En USEC, Unión Social de Empresarios Cristianos, coincidentemente, organizamos la semana pasada en conjunto con ACE, Asociación Cristiana de Empresarios de Ecuador –país que ha liderado en Latinoamérica el combate del cambio climático y referente en cuanto a la incorporación de derechos de la Naturaleza en su Constitución de 2008–, el Seminario Internacional “Crisis climática, un desafío compartido”

En su presentación, el ministro del Ambiente, Agua y Transición Ecológica de Ecuador, Gustavo Manrique, relató que le regaló al Presidente Guillermo Lasso un ejemplar de la Encíclica Laudato si’, donde el Papa “enfatiza que el clima es un bien común, que es de todos y para todos” y afirma que “el compromiso con el bien común tiene que ser entendido como un tema intergeneracional”, y que “el cambio climático es un problema global, con graves condiciones ambientales, sociales, económicas y políticas; (…) es uno de los principales desafíos actuales para la humanidad, y además resalta el rol que debemos asumir como huéspedes en este planeta”. El ministro Manrique mencionó una reflexión de mucho sentido común: “el hombre necesita a la naturaleza para su supervivencia, pero la naturaleza no necesita al hombre para la suya”. 

En el mismo seminario, Gonzalo Muñoz, Champion de la COP25, recordó la evidencia científica de la influencia de la acción humana en el cambio climático, y resaltó tres exitosos proyectos en curso: Race To Zero, que busca llegar a cero emisiones en 2050; Race to Resilience, que busca “poner a las personas y la naturaleza en primer lugar en la búsqueda de un mundo resiliente”; y la GFANZ (Glasgow Financial Alliance for Net Zero), que vincula a instituciones financieras que buscan “acelerar la descarbonización de la economía”, destacando que “ya no se trata de una agenda ideológica, sino que se trata de una agenda de competitividad, ética, bienestar y seguridad”. El tiempo de la acción ya está aquí.

Quienes estamos en el mundo de la empresa y el emprendimiento hemos ido tomando conciencia de la obligación que tenemos para ser parte de la solución y estamos desarrollando planes de sostenibilidad y sometiéndonos a criterios “ESG” que se aplicarán cada día con mayor fuerza. Entendemos que hay mucho por hacer y estamos en ese camino. Volviendo a la actual discusión constitucional, en USEC creemos que es positivo plantear los derechos de la Naturaleza, cuidando siempre que el foco esté en el desarrollo de una ecología plenamente humana. Como indica el Papa, “un antropocentrismo desviado no necesariamente debe dar paso a un «biocentrismo», porque eso implicaría incorporar un nuevo desajuste que no sólo no resolverá los problemas sino que añadirá otros. No puede exigirse al ser humano un compromiso con respecto al mundo si no se reconocen y valoran al mismo tiempo sus capacidades peculiares de conocimiento, voluntad, libertad y responsabilidad” (Laudato Si’, 2015, 118). 

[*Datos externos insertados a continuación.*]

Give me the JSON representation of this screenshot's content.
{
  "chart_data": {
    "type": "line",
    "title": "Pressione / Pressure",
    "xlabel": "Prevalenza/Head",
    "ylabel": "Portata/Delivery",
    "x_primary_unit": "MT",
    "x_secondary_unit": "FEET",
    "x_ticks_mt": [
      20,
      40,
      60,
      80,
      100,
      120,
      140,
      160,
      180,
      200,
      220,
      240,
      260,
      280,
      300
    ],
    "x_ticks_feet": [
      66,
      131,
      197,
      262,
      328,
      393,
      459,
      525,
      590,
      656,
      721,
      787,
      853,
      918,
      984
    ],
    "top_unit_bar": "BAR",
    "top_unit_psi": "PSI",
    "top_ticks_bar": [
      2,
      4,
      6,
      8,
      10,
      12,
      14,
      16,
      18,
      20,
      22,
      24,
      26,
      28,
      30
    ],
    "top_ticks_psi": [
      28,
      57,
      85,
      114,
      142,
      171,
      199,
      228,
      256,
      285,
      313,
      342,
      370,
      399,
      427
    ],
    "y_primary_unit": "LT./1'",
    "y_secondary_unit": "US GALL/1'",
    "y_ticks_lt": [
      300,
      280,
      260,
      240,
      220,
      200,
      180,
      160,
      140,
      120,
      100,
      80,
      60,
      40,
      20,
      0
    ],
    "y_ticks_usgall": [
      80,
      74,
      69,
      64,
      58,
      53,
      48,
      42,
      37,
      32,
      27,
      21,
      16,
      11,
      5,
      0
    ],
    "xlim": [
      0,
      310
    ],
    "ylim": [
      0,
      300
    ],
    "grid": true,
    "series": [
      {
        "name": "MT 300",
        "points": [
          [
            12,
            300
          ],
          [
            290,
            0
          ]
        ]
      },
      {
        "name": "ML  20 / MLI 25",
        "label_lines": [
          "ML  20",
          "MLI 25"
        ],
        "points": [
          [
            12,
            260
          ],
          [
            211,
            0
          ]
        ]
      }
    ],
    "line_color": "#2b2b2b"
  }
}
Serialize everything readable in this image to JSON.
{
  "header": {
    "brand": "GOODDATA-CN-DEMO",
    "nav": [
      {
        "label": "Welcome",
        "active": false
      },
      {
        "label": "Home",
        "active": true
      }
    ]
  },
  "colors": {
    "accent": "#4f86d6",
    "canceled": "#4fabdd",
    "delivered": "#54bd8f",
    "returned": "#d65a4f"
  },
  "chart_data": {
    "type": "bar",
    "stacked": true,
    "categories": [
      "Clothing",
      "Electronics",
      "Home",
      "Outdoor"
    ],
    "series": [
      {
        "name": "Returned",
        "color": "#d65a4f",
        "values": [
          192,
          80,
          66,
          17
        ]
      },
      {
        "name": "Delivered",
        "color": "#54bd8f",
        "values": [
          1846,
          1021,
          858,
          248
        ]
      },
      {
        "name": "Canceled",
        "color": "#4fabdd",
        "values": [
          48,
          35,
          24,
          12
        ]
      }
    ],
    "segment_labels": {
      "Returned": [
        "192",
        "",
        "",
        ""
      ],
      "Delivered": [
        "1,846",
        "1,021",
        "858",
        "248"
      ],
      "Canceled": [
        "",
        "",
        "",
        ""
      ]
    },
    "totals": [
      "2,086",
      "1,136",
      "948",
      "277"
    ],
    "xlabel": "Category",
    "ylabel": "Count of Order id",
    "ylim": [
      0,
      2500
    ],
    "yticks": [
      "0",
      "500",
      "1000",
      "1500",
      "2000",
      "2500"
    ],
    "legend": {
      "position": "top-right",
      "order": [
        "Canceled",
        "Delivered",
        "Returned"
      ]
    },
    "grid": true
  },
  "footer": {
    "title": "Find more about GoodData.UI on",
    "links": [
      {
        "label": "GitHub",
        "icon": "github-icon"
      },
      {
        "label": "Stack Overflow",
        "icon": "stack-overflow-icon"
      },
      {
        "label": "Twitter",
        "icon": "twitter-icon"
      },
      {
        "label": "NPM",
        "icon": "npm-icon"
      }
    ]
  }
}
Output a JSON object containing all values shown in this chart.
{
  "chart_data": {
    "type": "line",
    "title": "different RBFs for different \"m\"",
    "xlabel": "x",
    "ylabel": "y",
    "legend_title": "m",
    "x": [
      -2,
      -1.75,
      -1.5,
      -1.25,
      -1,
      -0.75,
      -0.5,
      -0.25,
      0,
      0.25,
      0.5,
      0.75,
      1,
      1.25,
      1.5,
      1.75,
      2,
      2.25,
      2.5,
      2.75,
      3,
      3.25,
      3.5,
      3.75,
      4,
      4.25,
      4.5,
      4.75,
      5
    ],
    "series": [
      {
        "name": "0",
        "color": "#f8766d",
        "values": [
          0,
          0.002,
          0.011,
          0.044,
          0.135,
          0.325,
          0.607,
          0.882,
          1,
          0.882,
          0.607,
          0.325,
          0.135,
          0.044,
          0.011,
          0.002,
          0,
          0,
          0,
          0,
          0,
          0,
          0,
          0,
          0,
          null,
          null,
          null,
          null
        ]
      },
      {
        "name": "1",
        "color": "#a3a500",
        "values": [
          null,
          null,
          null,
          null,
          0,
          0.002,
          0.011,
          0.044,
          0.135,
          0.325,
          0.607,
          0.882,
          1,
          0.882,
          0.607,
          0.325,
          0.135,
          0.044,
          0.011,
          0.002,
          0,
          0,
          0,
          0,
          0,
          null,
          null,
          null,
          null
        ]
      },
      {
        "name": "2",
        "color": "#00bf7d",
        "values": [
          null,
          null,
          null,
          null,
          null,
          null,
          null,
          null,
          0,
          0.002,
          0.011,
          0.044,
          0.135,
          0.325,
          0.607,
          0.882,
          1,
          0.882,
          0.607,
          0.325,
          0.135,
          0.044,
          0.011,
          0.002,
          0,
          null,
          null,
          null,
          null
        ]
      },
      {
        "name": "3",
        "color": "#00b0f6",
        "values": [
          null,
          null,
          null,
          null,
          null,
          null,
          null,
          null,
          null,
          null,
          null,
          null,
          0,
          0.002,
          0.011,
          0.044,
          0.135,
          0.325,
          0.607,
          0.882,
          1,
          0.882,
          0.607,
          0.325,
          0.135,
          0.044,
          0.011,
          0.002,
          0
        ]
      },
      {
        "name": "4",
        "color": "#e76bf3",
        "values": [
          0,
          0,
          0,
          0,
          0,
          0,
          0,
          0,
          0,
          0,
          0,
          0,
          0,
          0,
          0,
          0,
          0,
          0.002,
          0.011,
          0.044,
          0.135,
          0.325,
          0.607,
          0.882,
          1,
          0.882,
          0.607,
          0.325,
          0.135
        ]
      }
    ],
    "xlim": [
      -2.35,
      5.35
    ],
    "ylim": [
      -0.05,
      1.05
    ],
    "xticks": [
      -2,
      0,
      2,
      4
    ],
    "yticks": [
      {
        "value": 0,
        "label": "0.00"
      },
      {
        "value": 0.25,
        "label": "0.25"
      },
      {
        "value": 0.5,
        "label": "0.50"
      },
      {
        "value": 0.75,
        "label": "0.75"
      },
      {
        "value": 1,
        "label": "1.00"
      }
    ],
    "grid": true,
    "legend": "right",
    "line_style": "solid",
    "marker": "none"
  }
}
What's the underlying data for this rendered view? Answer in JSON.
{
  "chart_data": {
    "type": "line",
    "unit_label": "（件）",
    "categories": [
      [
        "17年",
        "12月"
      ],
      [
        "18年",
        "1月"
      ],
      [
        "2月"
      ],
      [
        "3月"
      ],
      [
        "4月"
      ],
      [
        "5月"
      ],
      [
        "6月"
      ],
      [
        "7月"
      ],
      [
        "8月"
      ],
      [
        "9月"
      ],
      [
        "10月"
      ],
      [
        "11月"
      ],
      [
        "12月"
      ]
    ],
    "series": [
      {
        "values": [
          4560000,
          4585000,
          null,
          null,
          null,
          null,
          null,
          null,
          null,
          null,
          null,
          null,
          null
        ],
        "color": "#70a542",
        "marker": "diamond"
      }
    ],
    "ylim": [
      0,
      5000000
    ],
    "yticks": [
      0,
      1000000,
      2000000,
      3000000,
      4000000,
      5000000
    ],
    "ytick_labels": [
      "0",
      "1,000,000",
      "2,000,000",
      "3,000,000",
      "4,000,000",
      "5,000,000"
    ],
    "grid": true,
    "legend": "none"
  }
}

Lo importante es que los derechos de la naturaleza no impidan el desarrollo económico sustentable de hoy y del futuro, necesario para la eliminación de la pobreza, como recuerdan los Objetivos de Desarrollo Sostenible (ODS) de la ONU. No sumarse a este carro en nombre del interés de corto plazo hipotecará el futuro de las próximas generaciones.

*Francisco Jiménez es Presidente de la Unión Social de Empresarios, Ejecutivos y Emprendedores Cristianos (USEC).